- Anton Kiriwas atua como gerente sênior de integração técnica no Exploration Ground Systems e é engenheiro de lançamento, atuando na sala de controle de lançamento, na Firing Room 1, do Kennedy Space Center.
- Seu papel envolve ser ponte entre equipes de teste e engenharia, emitindo a recomendação técnica final ao diretor de lançamento para as decisões de “go” ou “no-go”.

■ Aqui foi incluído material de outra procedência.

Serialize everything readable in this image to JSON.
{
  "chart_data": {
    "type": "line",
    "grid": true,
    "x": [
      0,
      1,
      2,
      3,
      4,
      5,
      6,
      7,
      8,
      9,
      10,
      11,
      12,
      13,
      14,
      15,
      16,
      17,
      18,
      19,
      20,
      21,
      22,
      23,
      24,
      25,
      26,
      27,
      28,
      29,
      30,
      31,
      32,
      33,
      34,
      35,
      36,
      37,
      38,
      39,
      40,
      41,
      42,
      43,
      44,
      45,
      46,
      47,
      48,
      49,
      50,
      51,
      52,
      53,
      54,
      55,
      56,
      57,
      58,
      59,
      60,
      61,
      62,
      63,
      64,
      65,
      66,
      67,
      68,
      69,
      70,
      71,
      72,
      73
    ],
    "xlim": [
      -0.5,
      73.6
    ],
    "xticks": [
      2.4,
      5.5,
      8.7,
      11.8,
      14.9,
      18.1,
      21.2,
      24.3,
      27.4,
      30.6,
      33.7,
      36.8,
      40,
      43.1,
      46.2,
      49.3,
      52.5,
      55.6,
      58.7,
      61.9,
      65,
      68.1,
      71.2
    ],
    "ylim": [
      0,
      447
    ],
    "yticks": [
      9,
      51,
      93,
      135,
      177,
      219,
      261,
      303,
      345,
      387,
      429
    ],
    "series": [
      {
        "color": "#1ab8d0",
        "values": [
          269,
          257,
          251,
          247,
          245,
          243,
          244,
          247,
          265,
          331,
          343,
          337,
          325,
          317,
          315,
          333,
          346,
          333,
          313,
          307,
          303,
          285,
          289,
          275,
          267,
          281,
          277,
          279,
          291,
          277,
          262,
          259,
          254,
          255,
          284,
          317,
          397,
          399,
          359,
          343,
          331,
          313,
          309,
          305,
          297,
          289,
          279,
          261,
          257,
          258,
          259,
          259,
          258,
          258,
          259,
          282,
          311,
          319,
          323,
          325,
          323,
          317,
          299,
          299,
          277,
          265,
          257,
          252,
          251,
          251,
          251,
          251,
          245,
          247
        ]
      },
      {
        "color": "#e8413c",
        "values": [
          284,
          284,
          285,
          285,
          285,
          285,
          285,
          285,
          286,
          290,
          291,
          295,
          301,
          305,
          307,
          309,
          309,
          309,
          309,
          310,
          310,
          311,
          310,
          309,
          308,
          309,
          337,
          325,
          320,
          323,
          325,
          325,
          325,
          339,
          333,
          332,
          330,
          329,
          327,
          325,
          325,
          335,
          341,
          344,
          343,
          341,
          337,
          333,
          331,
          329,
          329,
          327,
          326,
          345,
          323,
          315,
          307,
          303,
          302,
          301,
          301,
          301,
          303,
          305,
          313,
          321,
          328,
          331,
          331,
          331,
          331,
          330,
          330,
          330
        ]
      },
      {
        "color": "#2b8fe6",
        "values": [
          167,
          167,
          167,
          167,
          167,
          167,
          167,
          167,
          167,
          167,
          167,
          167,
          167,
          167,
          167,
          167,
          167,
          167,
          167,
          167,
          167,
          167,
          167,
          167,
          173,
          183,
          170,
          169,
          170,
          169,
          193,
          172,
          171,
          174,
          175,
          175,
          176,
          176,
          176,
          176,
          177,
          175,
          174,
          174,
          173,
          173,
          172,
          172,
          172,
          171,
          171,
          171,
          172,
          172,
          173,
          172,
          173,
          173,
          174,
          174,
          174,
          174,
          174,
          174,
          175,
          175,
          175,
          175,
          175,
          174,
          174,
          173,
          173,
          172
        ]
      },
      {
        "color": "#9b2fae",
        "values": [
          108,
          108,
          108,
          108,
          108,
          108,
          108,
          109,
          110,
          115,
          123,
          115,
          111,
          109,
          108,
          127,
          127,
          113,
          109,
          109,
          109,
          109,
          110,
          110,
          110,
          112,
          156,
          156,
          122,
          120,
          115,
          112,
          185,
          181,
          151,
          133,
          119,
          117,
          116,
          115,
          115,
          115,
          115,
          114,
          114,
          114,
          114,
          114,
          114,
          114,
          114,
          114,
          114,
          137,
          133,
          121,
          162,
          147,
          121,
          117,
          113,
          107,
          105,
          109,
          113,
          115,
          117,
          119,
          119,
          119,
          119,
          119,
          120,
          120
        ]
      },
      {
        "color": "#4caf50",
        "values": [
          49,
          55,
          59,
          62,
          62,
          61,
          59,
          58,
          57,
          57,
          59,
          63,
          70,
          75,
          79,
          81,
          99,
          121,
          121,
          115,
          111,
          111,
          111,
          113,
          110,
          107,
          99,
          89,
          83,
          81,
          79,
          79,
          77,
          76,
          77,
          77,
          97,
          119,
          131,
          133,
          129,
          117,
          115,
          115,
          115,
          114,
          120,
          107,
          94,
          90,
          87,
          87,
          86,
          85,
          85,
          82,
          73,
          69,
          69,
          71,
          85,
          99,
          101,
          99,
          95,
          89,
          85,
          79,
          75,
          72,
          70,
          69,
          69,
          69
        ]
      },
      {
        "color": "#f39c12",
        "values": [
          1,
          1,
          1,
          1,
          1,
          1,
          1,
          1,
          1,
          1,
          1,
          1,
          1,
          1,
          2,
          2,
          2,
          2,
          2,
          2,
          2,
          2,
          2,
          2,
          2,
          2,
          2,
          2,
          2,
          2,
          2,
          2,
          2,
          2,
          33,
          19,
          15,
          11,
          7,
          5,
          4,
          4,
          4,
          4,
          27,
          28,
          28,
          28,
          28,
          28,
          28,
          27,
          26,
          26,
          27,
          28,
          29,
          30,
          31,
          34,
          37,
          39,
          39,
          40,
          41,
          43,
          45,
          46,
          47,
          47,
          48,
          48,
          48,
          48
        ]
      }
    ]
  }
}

- A trajetória dele começou durante o programa Space Shuttle, na United Launch Alliance, antes de ingressar na NASA como servidor civil.
- O treinamento é intenso, com centenas de ensaios e simulações para preparar a equipe e manter o foco nos cenários possíveis, evitando “launch fever”.
- Com Artemis II concluída, o hardware de Artemis III está em processamento no Kennedy Space Center, e as equipes planejam os próximos passos rumo ao retorno à superfície lunar.
Anton Kiriwas, engenheiro de integração técnica, atua na Exploração de Sistemas de Terra da NASA. Trabalha no Kennedy Space Center, na Flórida, onde supervisiona a preparação de lançamentos das missões Artemis. Seu papel envolve resolver problemas em sistemas de solo que apoiam processar, lançar e recuperar as naves.
No centro de Firing Room 1, Kiriwas funciona como bridge entre equipes de teste, engenharia e a direção de lançamento. Ele emite recomendações técnicas finais que orientam a decisão de go ou no-go durante o countdown, garantindo a segurança da nave e da tripulação.
A trajetória de Kiriwas com a NASA começou na era do Space Shuttle, após passagem pela United Launch Alliance. Hoje, ele ocupa o cargo de gerente sênior de integração técnica dentro do programa Exploration Ground Systems, com foco em soluções de campo para missões Artemis.
Função e rotina de lançamento
Ele descreve o trabalho como resolução de problemas para os sistemas de solo, com equipes multidisciplinares atuando em conjunto para processar, lançar e recuperar a missão. A rotina envolve várias simulações e revisões para evitar falhas durante o countdown.
Durante o treinamento, a equipe realiza cenários com foco em requisitos, sistemas afetados e participação de stakeholders. A prática busca evitar lapsos que possam atrasar ou inviabilizar o lançamento.
A experiência de Kiriwas ressalta que a pressão aumenta conforme o ativo se aproxima do dia do lançamento, mas a preparação rigorosa busca manter o momento de descida no momento exato. O objetivo é evitar a chamada launch fever.
Artemis II e próximos passos
Com Artemis II já concluída, o engenheiro continua analisando lições aprendidas e definindo requisitos para as próximas fases. Atualmente, o hardware de Artemis III está em processamento no Kennedy Space Center, com passos estratégicos para o retorno à superfície lunar.
Kiriwas afirma que há muitos componentes envolvidos, e que faz parte do seu trabalho manter o conjunto funcionando de forma coesa. Ele ressalta a importância de manter o foco na segurança e na confiabilidade das operações.